VII. Rahasia dan Kenyataan

1 0 0
                                    

_________________________________________
_________________________________________

Meskipun Laras merasa lega karena berhasil menemukan Laskar dan memastikannya selamat dari bahaya di rumah sakit, ia juga merasa tertekan karena situasi semakin rumit. Rasa cemas yang menyelimuti pikirannya membuat detak jantungnya terasa semakin cepat.

"Untuk sementara, kita harus cari tempat yang aman untuk sembunyi." kata Laras dengan suara yang serius, tetapi penuh pertimbangan.

Laskar yang duduk di sampingnya menyela pembicaraan Laras dengan nada yang penuh keputusasaan. "Kenapa jadi ribet gini sih, urusannya. Cuman gara-gara gua nyelamatin cewek di lorong waktu itu doang."
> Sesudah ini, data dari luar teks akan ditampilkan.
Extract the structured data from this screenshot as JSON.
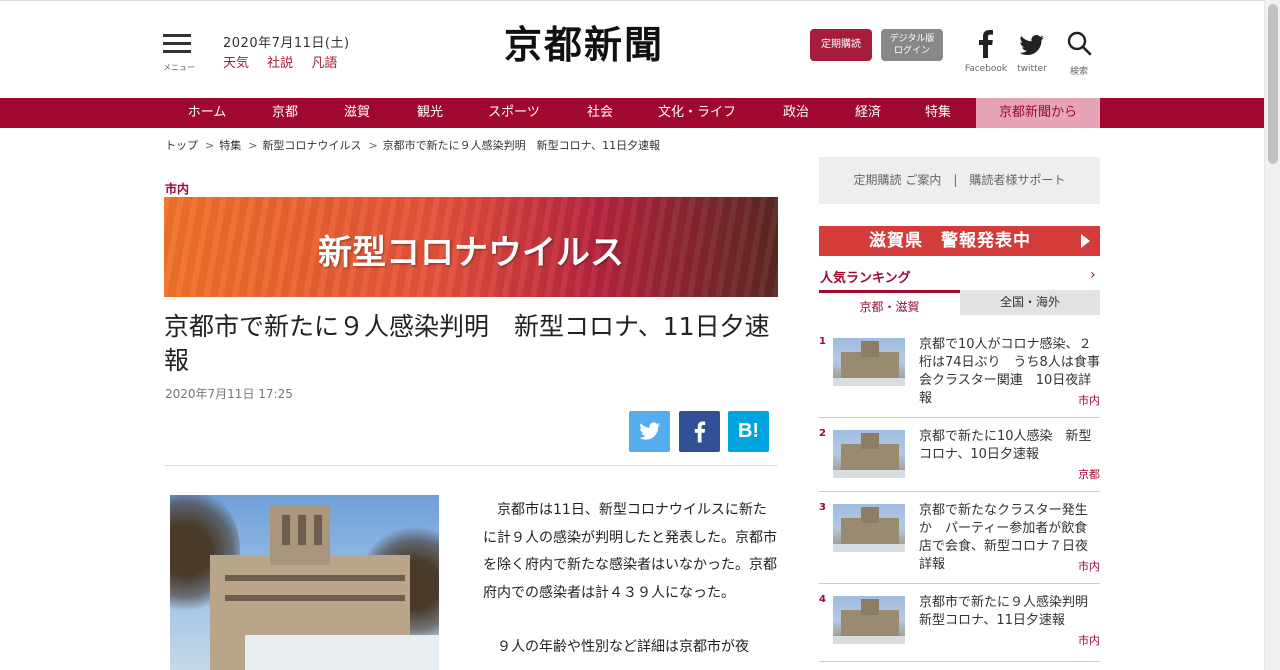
{
  "header": {
    "menu_label": "メニュー",
    "date": "2020年7月11日(土)",
    "sublinks": [
      "天気",
      "社説",
      "凡語"
    ],
    "logo_text": "京都新聞",
    "subscribe_label": "定期購読",
    "digital_label_1": "デジタル版",
    "digital_label_2": "ログイン",
    "facebook_label": "Facebook",
    "twitter_label": "twitter",
    "search_label": "検索"
  },
  "nav": {
    "items": [
      "ホーム",
      "京都",
      "滋賀",
      "観光",
      "スポーツ",
      "社会",
      "文化・ライフ",
      "政治",
      "経済",
      "特集",
      "京都新聞から"
    ]
  },
  "breadcrumb": [
    "トップ",
    "特集",
    "新型コロナウイルス",
    "京都市で新たに９人感染判明　新型コロナ、11日夕速報"
  ],
  "article": {
    "category": "市内",
    "banner_text": "新型コロナウイルス",
    "headline": "京都市で新たに９人感染判明　新型コロナ、11日夕速報",
    "date": "2020年7月11日 17:25",
    "share_hatena": "B!",
    "paragraphs": [
      "京都市は11日、新型コロナウイルスに新たに計９人の感染が判明したと発表した。京都市を除く府内で新たな感染者はいなかった。京都府内での感染者は計４３９人になった。",
      "９人の年齢や性別など詳細は京都市が夜"
    ]
  },
  "sidebar": {
    "support_links": [
      "定期購読 ご案内",
      "購読者様サポート"
    ],
    "support_sep": "|",
    "alert_text": "滋賀県　警報発表中",
    "ranking_title": "人気ランキング",
    "ranking_more": "›",
    "tabs": [
      "京都・滋賀",
      "全国・海外"
    ],
    "ranking": [
      {
        "num": "1",
        "title": "京都で10人がコロナ感染、２桁は74日ぶり　うち8人は食事会クラスター関連　10日夜詳報",
        "category": "市内"
      },
      {
        "num": "2",
        "title": "京都で新たに10人感染　新型コロナ、10日夕速報",
        "category": "京都"
      },
      {
        "num": "3",
        "title": "京都で新たなクラスター発生か　パーティー参加者が飲食店で会食、新型コロナ７日夜詳報",
        "category": "市内"
      },
      {
        "num": "4",
        "title": "京都市で新たに９人感染判明　新型コロナ、11日夕速報",
        "category": "市内"
      }
    ]
  },
  "colors": {
    "brand": "#a0082f",
    "alert": "#d43c3c",
    "twitter": "#55acee",
    "facebook": "#315096",
    "hatena": "#00a4de"
  }
}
"Kamu membunuh. Dan mungkin saja orang yang kamu bunuh itu adalah orang penting bagi Teddy, atau memiliki tujuan dan informasi yang sangat penting." jelas Laras, mencoba menjaga ketenangan meskipun kebingungannya semakin memuncak. "Atau mungkin, ada sesuatu yang lebih besar lagi dari itu."

"Kenapa lo mau ngelindungin gua? Dan apa hubungan lo dengan pria bertopi fedora itu?" tanya Laskar.

"Dia bukan Bos saya. Tapi saya berhutang budi dengan beliau." jelas Laras dengan tegas, menatap Laskar dengan serius.

"Maksudnya?" tanya Laskar, ekspresinya penuh dengan kebingungan.

"Panjang ceritanya. Kamu bisa bertanya lebih banyak lagi ketika kita sudah sampai nanti." kata Laras.

Laras kembali mengalihkan fokusnya mengemudi, melanjutkan perjalanan dengan hati-hati, menghindari kemungkinan untuk bertemu dengan anak-anak buah Teddy. Laras memilih rute yang lebih tersembunyi, melalui jalan-jalan kecil dan gang sempit yang jarang dilalui orang. Cahaya matahari mulai redup pagi itu. menciptakan suasana misterius di sekitar mereka, menambah tegangnya situasi.

Setelah beberapa lama berkendara, mereka akhirnya tiba di sebuah vila tua yang terletak di pinggiran kota. Vila itu terlihat kosong dan terbengkalai, tetapi bagi Laras, itu adalah tempat yang sempurna untuk bersembunyi sementara. Udara pagi yang sejuk dan kicauan burung-burung kecil di sekitar menciptakan atmosfer yang menenangkan, namun di balik ketenangan itu, ketegangan terus menggelayuti pikiran mereka.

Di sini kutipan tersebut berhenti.